The Risks Digest has an item that refers to Stephanie Neil's article in "Managing Automation", 12 Sep 2009 that discusses the http://www.securityincidents.org, "a newly formed non-profit group that provides public access to its Repository of Industrial Security Incidents (RISI)". This group is targeted towards SCADA and process control security incidents that occur in many systems, including Cyber-Physical Systems.

Cyber-enabled Discovery and Innovation FY10 Information

The NSF announced: Information for the research community in advance of release of the FY10 solicitation for Cyber-enabled Discovery and Innovation (CDI).

The NSF website says:

It is anticipated that an official solicitation for the FY 2010 CDI competition will be posted in the coming weeks. For the information of the research community, the following statements highlight important items and expected changes from the previous FY 2009 solicitation. This is subject to change until the FY 2010 solicitation is officially approved and posted.

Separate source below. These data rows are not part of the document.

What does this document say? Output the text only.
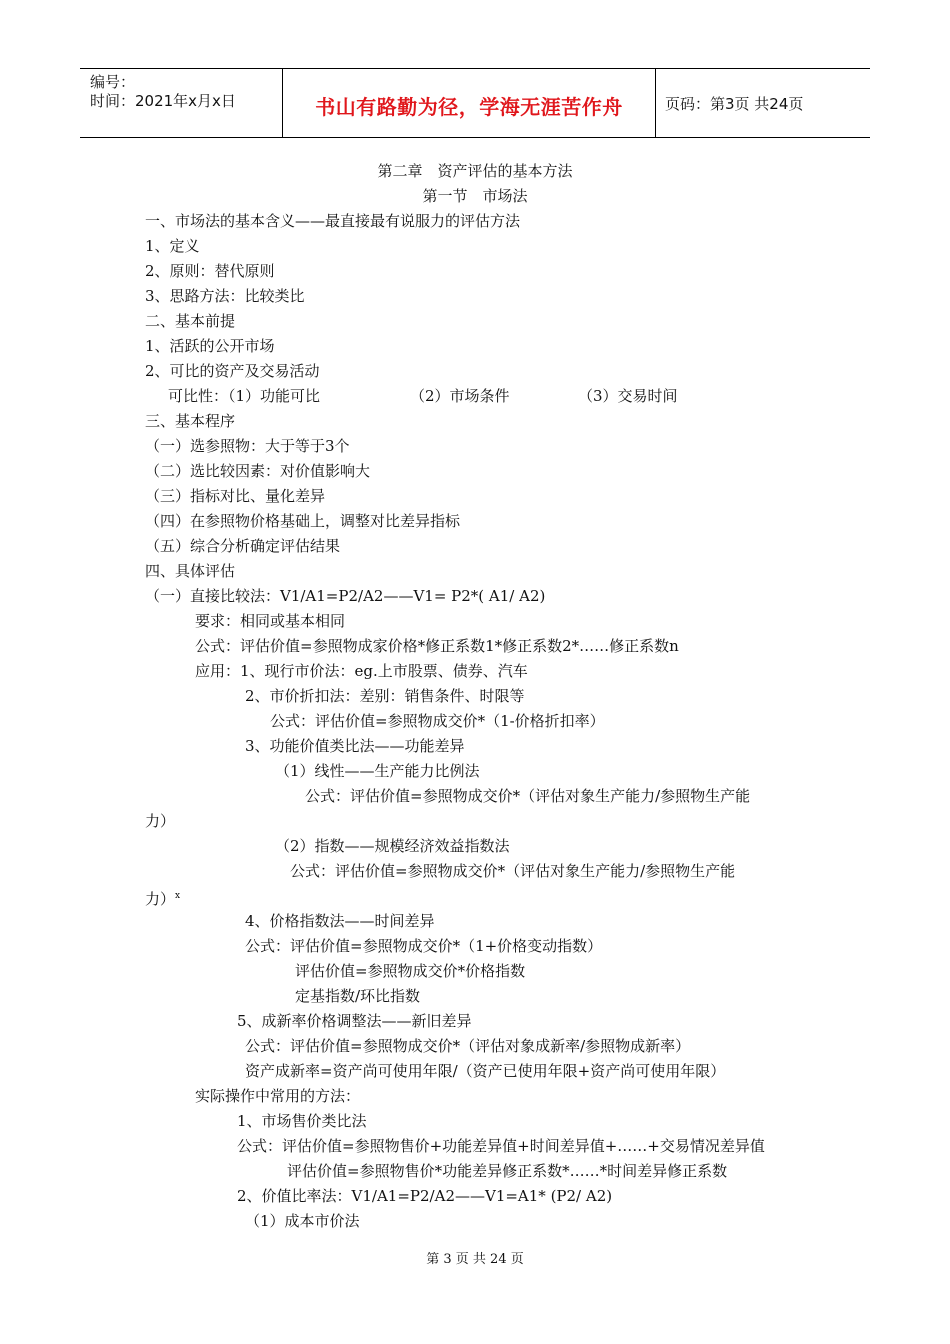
编号：
时间：2021年x月x日	书山有路勤为径，学海无涯苦作舟	页码：第3页 共24页
第二章　资产评估的基本方法
第一节　市场法
一、市场法的基本含义——最直接最有说服力的评估方法
1、定义
2、原则：替代原则
3、思路方法：比较类比
二、基本前提
1、活跃的公开市场
2、可比的资产及交易活动
可比性：（1）功能可比	（2）市场条件	（3）交易时间
三、基本程序
（一）选参照物：大于等于3个
（二）选比较因素：对价值影响大
（三）指标对比、量化差异
（四）在参照物价格基础上，调整对比差异指标
（五）综合分析确定评估结果
四、具体评估
（一）直接比较法：V1/A1=P2/A2——V1= P2*( A1/ A2)
要求：相同或基本相同
公式：评估价值=参照物成家价格*修正系数1*修正系数2*……修正系数n
应用：1、现行市价法：eg.上市股票、债券、汽车
2、市价折扣法：差别：销售条件、时限等
公式：评估价值=参照物成交价*（1-价格折扣率）
3、功能价值类比法——功能差异
（1）线性——生产能力比例法
公式：评估价值=参照物成交价*（评估对象生产能力/参照物生产能
力）
（2）指数——规模经济效益指数法
公式：评估价值=参照物成交价*（评估对象生产能力/参照物生产能
力）$^x$
4、价格指数法——时间差异
公式：评估价值=参照物成交价*（1+价格变动指数）
评估价值=参照物成交价*价格指数
定基指数/环比指数
5、成新率价格调整法——新旧差异
公式：评估价值=参照物成交价*（评估对象成新率/参照物成新率）
资产成新率=资产尚可使用年限/（资产已使用年限+资产尚可使用年限）
实际操作中常用的方法：
1、市场售价类比法
公式：评估价值=参照物售价+功能差异值+时间差异值+……+交易情况差异值
评估价值=参照物售价*功能差异修正系数*……*时间差异修正系数
2、价值比率法：V1/A1=P2/A2——V1=A1* (P2/ A2)
（1）成本市价法
第 3 页 共 24 页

• No Type III: As in FY 2009, there will be no Type III competition in FY 2010.
  
• No pre-proposals: Preliminary proposals will be eliminated – PIs will be asked to submit full proposals only.
  
• Deadlines: Type I and Type II will continue to be independent competitions in FY 2010. The new deadlines will be February 4, 2010, for Type I full proposals and February 5, 2010, for Type II full proposals.
  
• The paragraphs on societal impact of CDI, in the synopsis and description sections, will be expanded to address national grand challenges and presidential initiatives (e.g., see http://www.ostp.gov/galleries/press_release_files/Final%20Signed%20OMB-OSTP%20Memo%20-%20ST%20Priorities.pdf).
  
• The section on virtual organizations will be revised to more strongly emphasize research, in contrast to only building infrastructure.
  

July 23, 2009 DHS Cyber-physical Systems Conference

The Homeland Security Today website has an article, "Workshop Probes Future of Cyber-physical Security" that discusses a July 23 DHS sponsored CPS conference. At that conference, Jeannette Wing (assistant director at the NSF) is quoted as saying “Our lives depend on them [CPS] and our lives will depend on them more and more in the future,” and “How can we build intelligent … and safe digital systems that interact with the physical world?"